Freitag, 12. November 2010

Autobiographie

Aus dem Schattenreich
Kommentar


Den Kopf gegen die Wand gelehnt und ab und zu langsam durchatmend, wenn die Übelkeit in mir aufstieg, hatte ich einige Zeit schon die Arbeiter in den Goldminen der City beobachtet, die sich zu dieser frühen Abendstunde hier, an ihrem gewohnten Trinkplatz, einfanden, alle einander ähnlich, in ihren nachtblauen Anzügen, gestreiften Hemdbrüsten und grellfarbenen Krawatten, und indem ich versuchte, die rätselhaften Gewohnheiten dieser in keinem Bestiarium beschriebenen Tierart zu begreifen, ihr enges Beieinanderstehen, ihr halb geselliges, halb aggressives Gehabe, das Freigeben der Gurgel beim Leeren der Gläser, das immer aufgeregter werdende Stimmengewirr, das plötzliche Davonstürzen des einen oder anderen, da bemerkte ich auf einmal, am Rande der schon schwankenden Horde, einen vereinzelten Menschen, der niemand anders sein konnte als der seit bald zwanzig Jahren, wie mir in diesem Augenblick zu Bewußtsein kam, von mir vermißte K. Ohne Auch nur ein Wort zu verlieren über unser nach solch langer Zeit rein zufällig erfolgtes Zusammentreffen hat er, ohne mit irgendwelchen Präliminarien sich aufzuhalten, das Gespräch mehr oder weniger dort wieder aufgenommen, wo es einst abgebrochen war.
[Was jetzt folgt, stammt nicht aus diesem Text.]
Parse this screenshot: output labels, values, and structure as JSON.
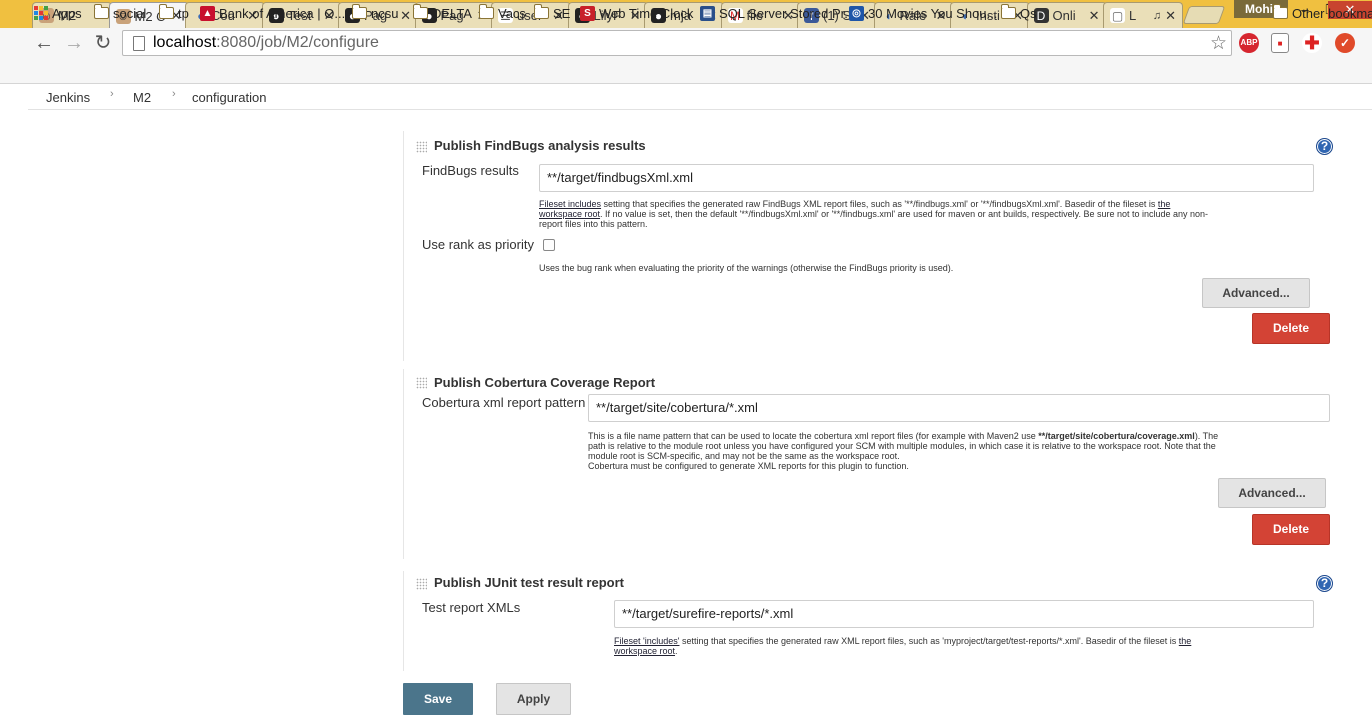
{
  "browser": {
    "tabs": [
      {
        "title": "M2",
        "icon": "jenkins-icon"
      },
      {
        "title": "M2 C",
        "icon": "jenkins-icon",
        "active": true
      },
      {
        "title": "Cou",
        "icon": "loading-icon"
      },
      {
        "title": "Test",
        "icon": "github-icon"
      },
      {
        "title": "Pag",
        "icon": "github-icon"
      },
      {
        "title": "Pag",
        "icon": "github-icon"
      },
      {
        "title": "user",
        "icon": "stackoverflow-icon"
      },
      {
        "title": "LilyF",
        "icon": "github-icon"
      },
      {
        "title": "mja",
        "icon": "github-icon"
      },
      {
        "title": "file",
        "icon": "gmail-icon"
      },
      {
        "title": "(1) S",
        "icon": "facebook-icon"
      },
      {
        "title": "Rale",
        "icon": "loading-icon"
      },
      {
        "title": "Insti",
        "icon": "loading-icon"
      },
      {
        "title": "Onli",
        "icon": "d-icon"
      },
      {
        "title": "L",
        "icon": "page-icon",
        "audio": true
      }
    ],
    "user": "Mohit",
    "url_host": "localhost",
    "url_rest": ":8080/job/M2/configure",
    "bookmarks": [
      {
        "label": "Apps",
        "icon": "apps-icon"
      },
      {
        "label": "social",
        "icon": "folder-icon"
      },
      {
        "label": "tp",
        "icon": "folder-icon"
      },
      {
        "label": "Bank of America | O...",
        "icon": "bofa-icon"
      },
      {
        "label": "ncsu",
        "icon": "folder-icon"
      },
      {
        "label": "DELTA",
        "icon": "folder-icon"
      },
      {
        "label": "Vacs",
        "icon": "folder-icon"
      },
      {
        "label": "SE",
        "icon": "folder-icon"
      },
      {
        "label": "Web Time Clock",
        "icon": "s-icon"
      },
      {
        "label": "SQL Server Stored Pr...",
        "icon": "sql-icon"
      },
      {
        "label": "30 Movies You Shou...",
        "icon": "c-icon"
      },
      {
        "label": "Qs",
        "icon": "folder-icon"
      }
    ],
    "other_bookmarks": "Other bookma"
  },
  "breadcrumb": [
    "Jenkins",
    "M2",
    "configuration"
  ],
  "findbugs": {
    "title": "Publish FindBugs analysis results",
    "results_label": "FindBugs results",
    "results_value": "**/target/findbugsXml.xml",
    "help_link1": "Fileset includes",
    "help_text1": " setting that specifies the generated raw FindBugs XML report files, such as '**/findbugs.xml' or '**/findbugsXml.xml'. Basedir of the fileset is ",
    "help_link2a": "the",
    "help_link2b": "workspace root",
    "help_text2": ". If no value is set, then the default '**/findbugsXml.xml' or '**/findbugs.xml' are used for maven or ant builds, respectively. Be sure not to include any non-",
    "help_text3": "report files into this pattern.",
    "rank_label": "Use rank as priority",
    "rank_help": "Uses the bug rank when evaluating the priority of the warnings (otherwise the FindBugs priority is used).",
    "advanced": "Advanced...",
    "delete": "Delete"
  },
  "cobertura": {
    "title": "Publish Cobertura Coverage Report",
    "pattern_label": "Cobertura xml report pattern",
    "pattern_value": "**/target/site/cobertura/*.xml",
    "help1": "This is a file name pattern that can be used to locate the cobertura xml report files (for example with Maven2 use ",
    "help1_bold": "**/target/site/cobertura/coverage.xml",
    "help1_end": "). The",
    "help2": "path is relative to the module root unless you have configured your SCM with multiple modules, in which case it is relative to the workspace root. Note that the",
    "help3": "module root is SCM-specific, and may not be the same as the workspace root.",
    "help4": "Cobertura must be configured to generate XML reports for this plugin to function.",
    "advanced": "Advanced...",
    "delete": "Delete"
  },
  "junit": {
    "title": "Publish JUnit test result report",
    "xmls_label": "Test report XMLs",
    "xmls_value": "**/target/surefire-reports/*.xml",
    "help_link1": "Fileset 'includes'",
    "help_text1": " setting that specifies the generated raw XML report files, such as 'myproject/target/test-reports/*.xml'. Basedir of the fileset is ",
    "help_link2a": "the",
    "help_link2b": "workspace root",
    "help_text2": "."
  },
  "actions": {
    "save": "Save",
    "apply": "Apply"
  }
}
Das Schreiben versagt sich mir, so K. Daher Plan der selbstbiographischen Untersuchungen. Nicht Biographie, sondern Untersuchung und Auffindung möglichst kleiner Bestandteile. Daraus will ich mich dann aufbauen, so wie einer, dessen Haus unsicher ist, daneben ein sicheres aufbauen will, womöglich aus dem Material des alten. Schlimm ist es allerdings, wenn mitten im Bau seine Kraft aufhört und er jetzt statt eines zwar unsichern aber doch vollständigen Hauses, ein halbzerstörtes und ein halbfertiges hat, also nichts. Was folgt ist Irrsinn, also etwa ein Kosakentanz zwischen den zwei Häusern, wobei der Kosak mit den Stiefelabsätzen die Erde so lange scharrt und auswirft, bis sich unter ihm sein Grab bildet.